Thursday, September 15, 2011

Greek recession? What a surprise!!!

It is almost mind-boggling to hear these surprise announcements that recession in Greece is higher than expected and that it will continue for longer than expected! Aren’t there sensible people left, in Greece as well as at EU-levels, who remember what they learned in Economics 101???

From 2001-10, Greece’s imports were 446 billion EUR and exports were only 146 billion EUR. The current account deficit during this period was 199 billion EUR. This “party of the Greek economy” was financed through external debt (which increased by 288 billion EUR during this time).

When you have a go-go period where the go-go is so obviously financed by external debt, it is the most natural thing in the world that the go-go period is over the moment external debt no longer flows voluntarily! 

Remember the following: while Greece has become significantly more expensive relative to Germany during the last 10 years, the Greek Euro maintained the same international purchasing power as the German Euro. Thus, Greeks were better off buying products and services abroad than domestically. This is why the Greek economy, today, has become a zombie-economy.

You don’t believe this? Well, take note of the fact that Greece imported even olive oil during 2010! Why? The General Confederation of Greek Agrarian Association said the reason for the high level of imports was that domestic olive oil production has slumped below demand due to the drop in price.  

How could that happen? Very easily, because foreign olive oil became cheaper than Greek olive oil.

Unless the zombie-economy can be converted into a real economy, Greece has absolutely no chance! 

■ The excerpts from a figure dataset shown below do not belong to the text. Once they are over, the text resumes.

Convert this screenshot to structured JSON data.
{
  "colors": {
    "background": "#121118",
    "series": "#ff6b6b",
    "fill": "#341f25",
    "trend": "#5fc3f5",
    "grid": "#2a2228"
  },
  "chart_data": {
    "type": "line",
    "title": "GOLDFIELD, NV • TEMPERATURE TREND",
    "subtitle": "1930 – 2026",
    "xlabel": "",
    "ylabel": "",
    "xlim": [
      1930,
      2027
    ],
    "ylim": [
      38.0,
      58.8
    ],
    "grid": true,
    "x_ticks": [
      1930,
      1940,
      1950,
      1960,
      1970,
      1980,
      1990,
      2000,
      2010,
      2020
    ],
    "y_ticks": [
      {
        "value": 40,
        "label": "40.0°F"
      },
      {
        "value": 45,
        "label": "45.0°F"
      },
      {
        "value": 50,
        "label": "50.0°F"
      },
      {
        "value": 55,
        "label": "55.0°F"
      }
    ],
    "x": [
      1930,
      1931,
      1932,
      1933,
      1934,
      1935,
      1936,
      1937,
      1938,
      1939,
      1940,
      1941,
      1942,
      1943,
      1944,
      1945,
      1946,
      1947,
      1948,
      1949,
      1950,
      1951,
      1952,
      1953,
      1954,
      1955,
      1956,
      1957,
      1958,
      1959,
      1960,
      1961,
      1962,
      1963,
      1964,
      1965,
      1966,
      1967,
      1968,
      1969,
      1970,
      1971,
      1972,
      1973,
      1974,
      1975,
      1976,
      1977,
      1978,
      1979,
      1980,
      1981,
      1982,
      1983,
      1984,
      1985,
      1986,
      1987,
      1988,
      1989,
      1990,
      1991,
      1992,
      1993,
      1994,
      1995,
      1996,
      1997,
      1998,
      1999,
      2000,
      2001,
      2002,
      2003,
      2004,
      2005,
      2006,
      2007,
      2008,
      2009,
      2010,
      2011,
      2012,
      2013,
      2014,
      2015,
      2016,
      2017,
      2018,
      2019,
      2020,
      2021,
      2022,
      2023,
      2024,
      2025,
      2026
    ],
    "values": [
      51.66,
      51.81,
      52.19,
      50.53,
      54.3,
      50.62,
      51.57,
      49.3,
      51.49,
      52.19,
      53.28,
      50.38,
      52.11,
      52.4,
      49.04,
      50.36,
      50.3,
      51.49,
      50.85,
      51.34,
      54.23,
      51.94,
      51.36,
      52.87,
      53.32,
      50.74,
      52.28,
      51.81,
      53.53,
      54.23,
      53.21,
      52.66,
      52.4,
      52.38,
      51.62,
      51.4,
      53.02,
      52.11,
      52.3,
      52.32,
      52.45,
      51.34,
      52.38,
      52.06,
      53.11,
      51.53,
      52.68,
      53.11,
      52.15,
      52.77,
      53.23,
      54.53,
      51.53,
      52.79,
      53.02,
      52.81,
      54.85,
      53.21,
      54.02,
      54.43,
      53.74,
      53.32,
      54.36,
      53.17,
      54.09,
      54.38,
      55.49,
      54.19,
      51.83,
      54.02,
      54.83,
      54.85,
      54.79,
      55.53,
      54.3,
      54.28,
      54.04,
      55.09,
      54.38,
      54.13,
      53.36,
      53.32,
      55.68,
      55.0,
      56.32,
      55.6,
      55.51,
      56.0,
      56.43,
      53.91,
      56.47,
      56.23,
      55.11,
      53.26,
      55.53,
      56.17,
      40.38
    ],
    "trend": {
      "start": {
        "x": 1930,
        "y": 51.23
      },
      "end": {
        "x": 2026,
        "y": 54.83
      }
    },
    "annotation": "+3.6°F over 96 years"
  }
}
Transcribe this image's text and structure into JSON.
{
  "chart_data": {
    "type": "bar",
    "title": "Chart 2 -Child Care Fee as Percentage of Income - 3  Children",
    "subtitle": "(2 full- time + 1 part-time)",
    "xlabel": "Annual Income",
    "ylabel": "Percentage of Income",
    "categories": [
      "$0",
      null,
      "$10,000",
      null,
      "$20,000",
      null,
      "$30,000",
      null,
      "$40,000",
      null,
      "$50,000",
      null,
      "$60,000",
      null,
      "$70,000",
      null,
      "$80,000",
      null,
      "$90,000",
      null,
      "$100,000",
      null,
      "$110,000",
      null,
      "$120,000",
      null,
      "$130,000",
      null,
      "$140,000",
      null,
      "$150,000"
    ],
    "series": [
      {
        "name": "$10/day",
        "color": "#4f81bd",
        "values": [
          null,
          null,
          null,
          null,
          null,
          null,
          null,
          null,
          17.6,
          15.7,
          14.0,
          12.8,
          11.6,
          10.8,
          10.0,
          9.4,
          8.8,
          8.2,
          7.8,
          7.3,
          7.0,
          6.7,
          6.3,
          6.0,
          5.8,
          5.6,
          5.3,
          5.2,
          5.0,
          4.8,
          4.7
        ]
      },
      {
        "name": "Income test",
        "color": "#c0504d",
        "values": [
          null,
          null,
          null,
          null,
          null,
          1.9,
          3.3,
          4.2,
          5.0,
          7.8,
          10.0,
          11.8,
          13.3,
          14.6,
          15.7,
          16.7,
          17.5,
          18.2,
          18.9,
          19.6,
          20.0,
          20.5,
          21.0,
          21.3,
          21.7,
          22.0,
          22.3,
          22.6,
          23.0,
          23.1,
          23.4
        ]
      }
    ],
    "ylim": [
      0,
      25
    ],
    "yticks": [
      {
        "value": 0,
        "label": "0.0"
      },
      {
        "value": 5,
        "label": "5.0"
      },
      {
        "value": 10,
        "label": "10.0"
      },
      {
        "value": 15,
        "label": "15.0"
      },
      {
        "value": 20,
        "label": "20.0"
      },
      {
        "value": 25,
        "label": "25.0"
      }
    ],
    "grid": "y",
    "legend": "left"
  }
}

Intellectuals may argue about this, that and the other but the simple mathematic fact is that Greeks will become about 30-40% poorer unless they start generating some value on their own (instead of importing value).

If Greeks want to be driven by proud emotions and revert to slogans like “we don’t need the Euro; it has only brought us bad luck; let’s get out of it!”, well, these Greeks should ponder the following:

A Euro-exit would devalue domestic Greek financial assets (savings!) overnight by 30-40% in terms of foreign currency. If you were planning a trip to, say, Germany, that trip will cost 30-40% more overnight. If you were proud to have saved 100,000 Euro in your bank account, those savings will overnight be worth only 60,000 Euro or so.

If you were used to buying imported goods at cheap prices, forget it! You may no longer be able to import them at all, but if you can, they will cost you a fortune.

The good news would be that the government no longer has cash flow problems. They could pay all their domestic bills (salaries, social transfers, etc.) on time by printing more of the new local currency. Just wait to see what impact that will have on domestic inflation (and on the future value of your own net worth!).

What is the lesson of all of this? It is: START MANUFACTURING!!! Start manufacturing many of those products which you are presently importing!!! Imports are equivalent to the export of jobs. If you import less, you have more domestic jobs. More jobs which will generate tax revenue for the government and more manufacturing businesses will generate more corporate taxes for the government.

How can you accomplish that? Well, just tell your government that they should explain to you what needs to be done. They will probably tell you that imports will have to be reigned in through special taxes on imports and domestic production (for the substitution of those imports) will have to be incentivated by a new Investment Law which assures investors that their investment has high security and good profit potential. And since no one in Greece will believe that the government will honor such a law, the government should ask the EU to guarantee compliance with it. Once that is in place, investors won’t have to be begged to invest. Instead, they will do that at their own initiative!

And you will live happily ever thereafter!